We have recruited hundreds more people in order to strengthen the border and to deal with anticipated changes as we get there. The Government are taking that seriously, and we will plan to deal with it. However, it is at our borders that we will be most vulnerable, which is why this new power will help the police and intelligence services at least to keep our borders safer than they are now. That will not change, whatever our relationship with Europe. The hostile-state power will be for our domestic intelligence services and police, and whether we are in or out of Europe, half in or half out, or whatever we are, this power will be a welcome one that they are willing and wanting to use.
Obviously, the B word is my favourite word at the moment. On information sharing, does the Minister agree that although we are leaving the EU, we are not leaving Europe? We will be a good neighbour as far as security and information sharing are concerned as we move forward into the future.
Within the remit of the Bill, we should remember that intelligence is the preserve of the nation state and will continue to be so. That has not changed and will not change. Contrary to what Sir Richard Dearlove, the head of MI6 at the time of the Iraq war, said in a letter that he put out last week, we managed to be full members of the Five Eyes and NATO at the same as we were full members of the European Union, so I do not believe that that will be lessened, whatever our status. We will still be members of the Five Eyes and NATO, whatever our relationship with the EU post 29 March. That is why the Bill is pitched correctly. It deals with the threats we have faced, the lessons we have learned from terrorist attack and from the hostile-state attack by Russia last year, and we are only as good as the lessons we learn. That is why the Bill is important in giving us the powers that we need.
In closing, I thank the Bill team, who have put up with their Minister wanting far too many changes, for helping me to deliver the sort of collaborative working that I used not to see, I am afraid, when I was in opposition a long time ago and for producing a Bill that I think most of the House regard as a good place to be.

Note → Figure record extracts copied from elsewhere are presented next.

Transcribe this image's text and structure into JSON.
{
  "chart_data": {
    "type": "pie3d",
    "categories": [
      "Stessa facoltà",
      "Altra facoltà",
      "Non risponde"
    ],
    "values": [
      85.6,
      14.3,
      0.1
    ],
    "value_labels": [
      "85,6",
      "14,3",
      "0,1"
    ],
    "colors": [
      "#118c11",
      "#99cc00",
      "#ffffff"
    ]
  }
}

I am also grateful to their lordships for improving the Bill and to Her Majesty’s Opposition, the Liberal Democrats and the Scottish National party for their changes to the Bill. Thanks to those changes, we have a Bill that truly will help to bring people together and deliver better security.
I also thank the hon. Member for Torfaen for putting up with my struggling pronunciation of his constituency—I hope I got it right, but my Welsh is very poor—the right hon. Member for Kingston and Surbiton and the hon. Member for Paisley and Renfrewshire North (Gavin Newlands). I thank, too, the hon. Member for Barrow and Furness (John Woodcock) for his helpful suggestions and his campaign on the designated areas. He was part of their inspiration, so he can carry some of the blame if it turns out in a few years that they do not work. [Laughter.] I will take some of the blame; so can he.
Finally, I also thank my hon. Friend the Member for Redditch (Rachel Maclean), who performed gallantly as my Parliamentary Private Secretary through Committee, and our usual channel, the Lord Commissioner of Her Majesty’s Treasury, my hon. Friend the Member for Blackpool North and Cleveleys (Paul Maynard). I also thank you, Madam Deputy Speaker, the Speaker and the other Deputy Speakers for steering the Bill through the House.
Lords amendment 12 agreed to.
Lords amendments 14, 15 and 17 to 42 agreed to.